The model is available in the folder s3://evs-smk/jetson-nano-models/mask-det-model.tar.gz.
Use this model on your Jetson Nano for inference.
There are three ways to deploy the compiled model to the AI Vision Solution Kit:
Initially, edit the Public access settings of the bucket. Enter the bucket and edit the Permissions →Block public access section. Uncheck the options as shown below and finally, confirm.

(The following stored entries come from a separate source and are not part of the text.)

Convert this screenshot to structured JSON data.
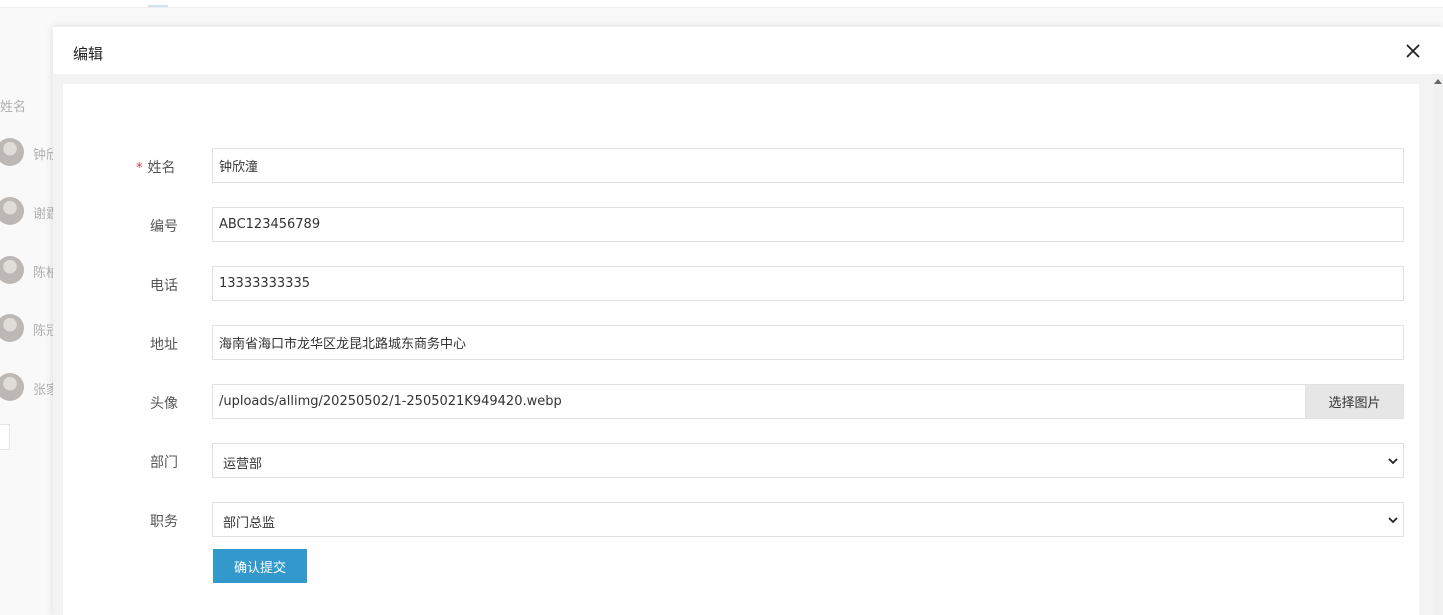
{
  "background": {
    "column_header": "姓名",
    "rows": [
      {
        "name": "钟欣"
      },
      {
        "name": "谢霆"
      },
      {
        "name": "陈柏"
      },
      {
        "name": "陈冠"
      },
      {
        "name": "张家"
      }
    ]
  },
  "modal": {
    "title": "编辑",
    "close_icon": "close-icon",
    "form": {
      "name": {
        "label": "姓名",
        "required_mark": "*",
        "value": "钟欣潼"
      },
      "number": {
        "label": "编号",
        "value": "ABC123456789"
      },
      "phone": {
        "label": "电话",
        "value": "13333333335"
      },
      "address": {
        "label": "地址",
        "value": "海南省海口市龙华区龙昆北路城东商务中心"
      },
      "avatar": {
        "label": "头像",
        "value": "/uploads/allimg/20250502/1-2505021K949420.webp",
        "button_label": "选择图片"
      },
      "department": {
        "label": "部门",
        "selected": "运营部"
      },
      "position": {
        "label": "职务",
        "selected": "部门总监"
      },
      "submit_label": "确认提交"
    }
  },
  "colors": {
    "primary_button": "#3399cc",
    "required_mark": "#e4393c"
  }
}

Make the compiled model (.tar.gz file in S3) publicly available. For that click the model name in S3 and edit the Access control list. Select Public Access Everyone and check Read object. Save changes
Use Object URL for the AI Vision Solution Kit for Step-9.
Create a new private S3 bucket or use an existing one. Upload your model .tar.gz-file to the bucket.
If you did not already use AWS connection with the board, create a new IAM user for the board and generate access keys for it (see [https://docs.aws.amazon.com/IAM/latest/UserGuide/id_credentials_access-keys.html#Using_CreateAccessKey]). Save the access key id and the secret access key to a secure location. If you already connected your board with an IAM user, you only need to attach the correct permissions as described below.
Grant the IAM user permissions to download the model from the S3 bucket. At least "s3:GetObject" for the model .tar.gz file must be assigned to this user.
Then, please execute ai-vision-solution-kit
(without arguments) for configuring the access keys. It now asks to enter the access key, the secret access key and the region. Enter the keys from the IAM user you just created. For the region, please enter the region your S3 bucket is in.
If you already configured the access keys using an earlier version of the AI Vision Solution Kit, the command might ask you for the region only.
Please copy the S3 URI for the model (beginning with s3://) and save it somewhere because it is needed for Step 9.
Download the compiled model to your local PC and copy it to the Jetson Nano. If you are using Linux you can use the following command in a terminal:
scp <model-tar-gz-file> <user>@<ip-address-jetson-nano>:
(on windows use a program like pscp.exe from putty: https://www.chiark.greenend.org.uk/~sgtatham/putty/latest.html )
On the Jetson Nano extract the model archive:
mkdir model
tar xvf <model-tar-gz-file> -C model
(to get onto the jetson nano you can use ssh in linux or putty.exe in windows.)
To use the model with the AI Vision Solution Kit you have to add it as processing unit as final step. To start the process of adding a new processing unit use the following command:
ai-vision-solution-kit processing-unit add <unique-processing-unit-id>
The script will ask you for a Name, Docker Image (optional), Environment (optional) and a model location (public/private URL or Directory):
s3://
, public URLs with https://
After adding the new processing unit you can reload the web frontend and your model will be available in the selection of the processing unit.